In any Village in New York State, nearly ALL open burning is illegal. Basically, no household waste or yard waste is allowed to be burned in any village. The very few exceptions for open burning in villages are as follows:

  • Barbecue grills, maple sugar arches and similar outdoor cooking devices when actually used for cooking or processing food.
  • Small fires used for cooking and camp fires (a camp fire or any other outdoor open fire [must be] less than three feet in height, and less than four feet in length and width or diameter) provided that only charcoal or untreated wood is used as fuel and the fire is not left unattended until extinguished.

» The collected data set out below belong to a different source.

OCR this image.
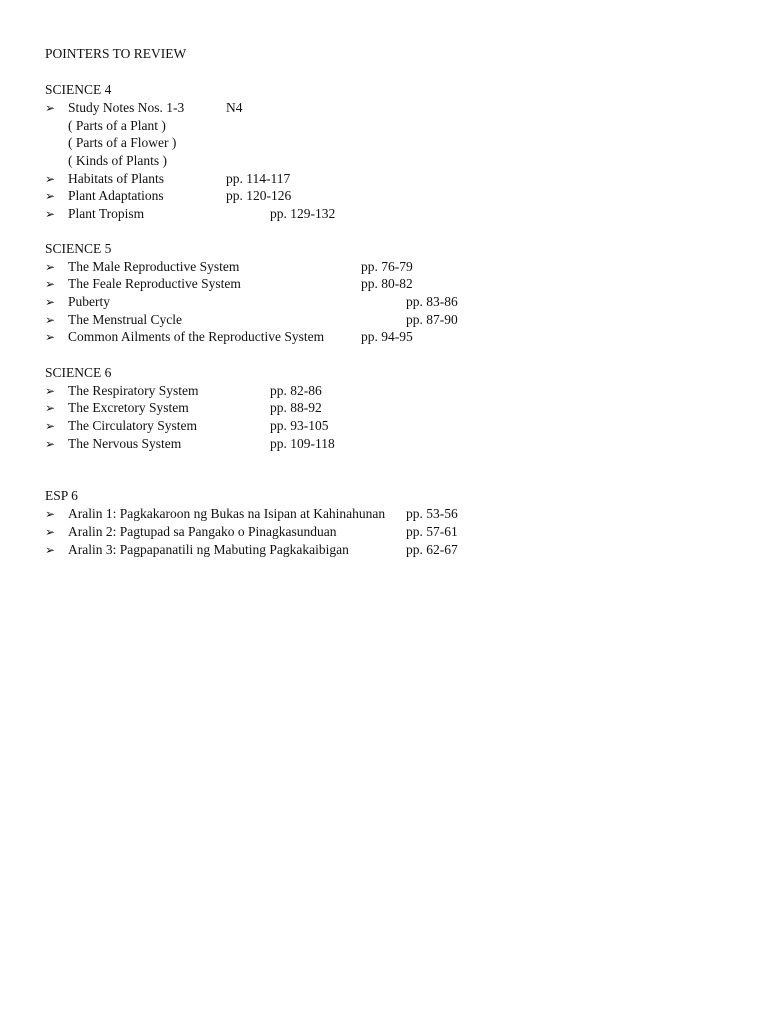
POINTERS TO REVIEW
SCIENCE 4
➢ Study Notes Nos. 1-3	N4
( Parts of a Plant )
( Parts of a Flower )
( Kinds of Plants )
➢ Habitats of Plants	pp. 114-117
➢ Plant Adaptations	pp. 120-126
➢ Plant Tropism	pp. 129-132
SCIENCE 5
➢ The Male Reproductive System	pp. 76-79
➢ The Feale Reproductive System	pp. 80-82
➢ Puberty	pp. 83-86
➢ The Menstrual Cycle	pp. 87-90
➢ Common Ailments of the Reproductive System	pp. 94-95
SCIENCE 6
➢ The Respiratory System	pp. 82-86
➢ The Excretory System	pp. 88-92
➢ The Circulatory System	pp. 93-105
➢ The Nervous System	pp. 109-118
ESP 6
➢ Aralin 1: Pagkakaroon ng Bukas na Isipan at Kahinahunan pp. 53-56
➢ Aralin 2: Pagtupad sa Pangako o Pinagkasunduan	pp. 57-61
➢ Aralin 3: Pagpapanatili ng Mabuting Pagkakaibigan	pp. 62-67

  • On-site burning of agricultural wastes as part of a valid agricultural operation on contiguous agricultural lands larger than five acres actively devoted to agricultural or horticultural use, provided such waste is actually grown or generated on those lands and such waste is capable of being fully burned within a 24-hour period.
  • The use of liquid petroleum fueled smudge pots to prevent frost damage to crops.
  • Ceremonial or celebratory bonfires where not otherwise prohibited by law, provided that only untreated wood or other agricultural products are used as fuel and the fire is not left unattended until extinguished.
  • Small fires that are used to dispose of a flag or religious item, and small fires or other smoke producing process where not otherwise prohibited by law that are used in connection with a religious ceremony.
  • Burning on an emergency basis of explosive or other dangerous or contraband materials by police or other public safety organization.
  • Prescribed burns performed according to Part 194 of this Title [this is primarily for the setting of management ignited prescribed fires and to manage naturally ignited prescribed fires for purposes including, but not limited to silviculture, wildlife management, habitat management, insect and/or disease control, forest fuel reduction, wildfire suppression or as an alternative action to mechanical or chemical control of vegetation].
  • Fire training, including firefighting, fire rescue, and fire/arson investigation training, performed under applicable rules and guidelines of the New York State Department of State's Office of Fire Prevention and Control. For fire training performed on acquired structures, the structures must be emptied and stripped of any material that is toxic, hazardous or likely to emit toxic smoke (such as asbestos, asphalt shingles and vinyl siding or other vinyl products) prior to burning and must be at least 300 feet from other occupied structures. No more than one structure per lot or within a 300 foot radius (whichever is bigger) may be burned in a training exercise.
  • Individual open fires as approved by the Director of the Division of Air Resources as may be required in response to an outbreak of a plant or animal disease upon request by the commissioner of the Department of Agriculture and Markets, or for the destruction of invasive plant and insect species.
  • Individual open fires that are otherwise authorized under the environmental conservation law, or by rule or regulation of the Department.